The excellent "fingernail" analogy, which rockytom uses was first used (I think) by John McPhee in his wonderful book Basin and Range, which I would recommend to everyone. Stephen Jay Gould ( no slouch himself when it came to writing on science) later used the metaphor in his book Time's Arrow, Time's Cycle. His version, as quoted on the Wikipedia article on Deep Time is as follows:
I touched on the importance of understanding deep time and basic geological principles in my SkS article on my own struggle to come to terms with climate change.
More recently, Andrew Glikson has shown here how current anthropogenic processes are proceeding at a rate far faster than past natural processes.
Here is my attempt to illustrate the vast evolutionary timeline, not the geological timeline. (I know it's know outdated).
http://andabien.com/html/evolution-timeline.htm
You can find a desciption of an imaginary movie, taking one year to view, depicting evolution on earth.
I though it was typo until I spotted the dot when I pasted it here :). it'd better be "last 500 million".
I question the choice of graphing geological time in a closed-circle fashion around the calendar year, as if the Earth's evolution is coming to an end, presumably with us humans writing the final chapter at the end of the Quaternary, as the Holocene becomes the Anthropocene and then, boom, it's Dec. 31st. If we do in fact push the Earth System into a "state shift" (http://www.nature.com/nature/journal/v486/n7401/abs/nature11018.html), it will not be the end of physical evolution on the Earth, nor is it likely that Life will come to an end--it will just be knocked back for some millions of years, as with other major extinction events, tho it will be too bad for us and our our own evolutionary cohorts.
Also--hope this is not too much "off topic," since i'm a new arrival here from the Climate Ethics website--what thoughts do folks here have about waking our species up to what it's doing and bringing about a change in the whole paradigm that dictates how we organize our human activities? I can envision a kind of discontinuity or "fold bifurcation" in the evolution of how we humans think coming soon too, but I believe it's something we can speed up if enough of us focus our collective intentionality on making change.

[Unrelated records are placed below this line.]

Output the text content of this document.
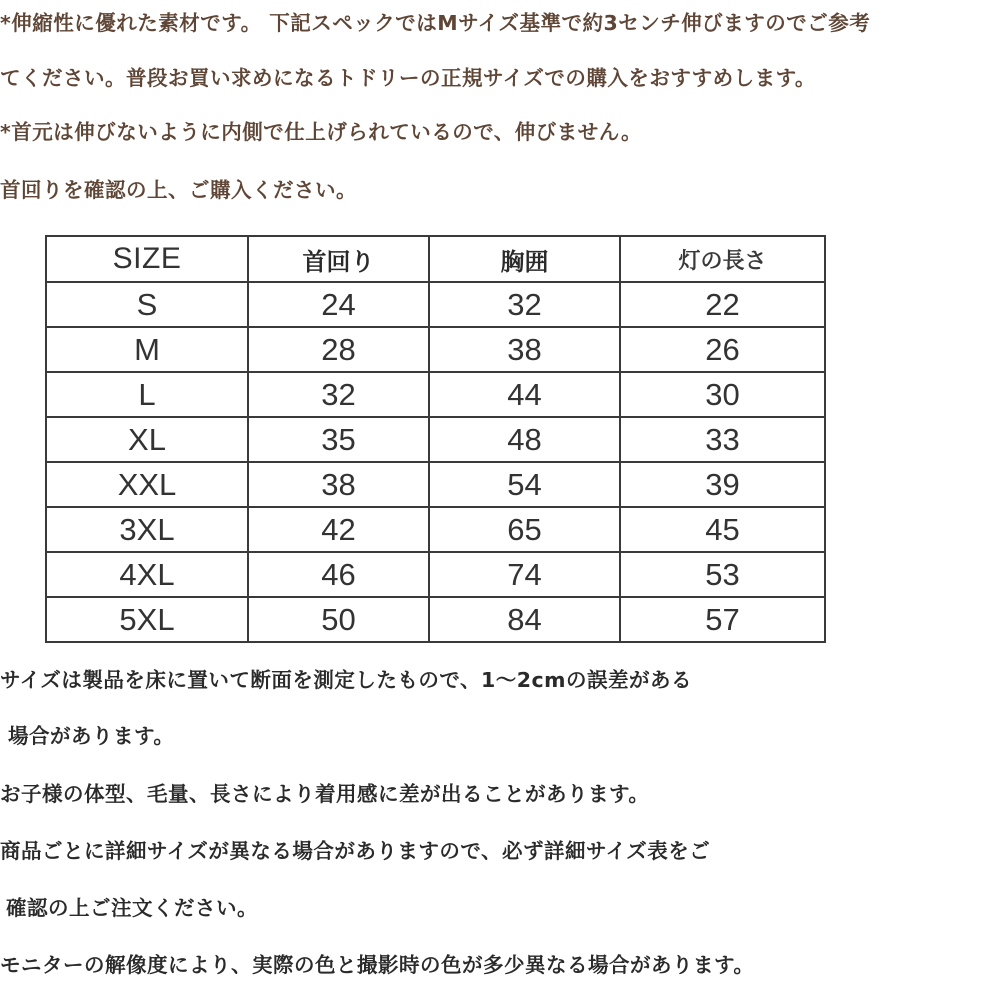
*伸縮性に優れた素材です。 下記スペックではMサイズ基準で約3センチ伸びますのでご参考

てください。普段お買い求めになるトドリーの正規サイズでの購入をおすすめします。

*首元は伸びないように内側で仕上げられているので、伸びません。

首回りを確認の上、ご購入ください。

SIZE	首回り	胸囲	灯の長さ
S	24	32	22
M	28	38	26
L	32	44	30
XL	35	48	33
XXL	38	54	39
3XL	42	65	45
4XL	46	74	53
5XL	50	84	57

サイズは製品を床に置いて断面を測定したもので、1〜2cmの誤差がある

場合があります。

お子様の体型、毛量、長さにより着用感に差が出ることがあります。

商品ごとに詳細サイズが異なる場合がありますので、必ず詳細サイズ表をご

確認の上ご注文ください。

モニターの解像度により、実際の色と撮影時の色が多少異なる場合があります。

Slightly off topic, something (amongst a long list) that puzzles me. Are there any indications why sea level during the Eemian interglacial was about 5m above present sea level. What led to the extra melting of Greenland and, as now seems likely, the collapse of the West Antarctic Ice Sheet. How come we didn't get to these sea levels by, say, the Roman times.
Firstly, it takes 1000s of years to melt an icesheet. Milankovich-cycle driven climate change is very slow compared to modern climate change so the warming persisted long enough for it to happen. Maintain current temperatures and we will get there.
Second, dont assume that Roman optimum was global. If you look at say Schaefer et al 2009 you will see it was cold down here.
Re 12
In NH, Holocene interglacial maximum received LESS summer insolation than Eemian interglacial maximum. New paper in Nature (NEEM (Dahl-Jensen et a) 2013) shows Greenland survived this, allbeit shedding half its mass. This means that because the Eemian sea level data are hard to ignore, the WAIS likely disintegrated (at least partially).
Not sure what the future has in store for WAIS, mainly because no one can know, but the science is progressing as we speak (and it is very interesting...)
The analogies mentioned may offer a sense for the large-scale but at expense of the small scale which disappears into imperception. To deal with this, i highlight the smaller scale with a length analogy where a year corresponds to 1cm... a millenium would be 1m, a million years 1km, and a billion years 1000km.
So, our 20cm of polluting dominance tail our few meters of civilisations and come at the end of our species' few kilometres of life that stretch onto a continental-scale backdrop.
I like it for easily differentiating orders of magnitude and reflecting the evolution time-scales and i'm pretty pleased that my primary-school nieces like it.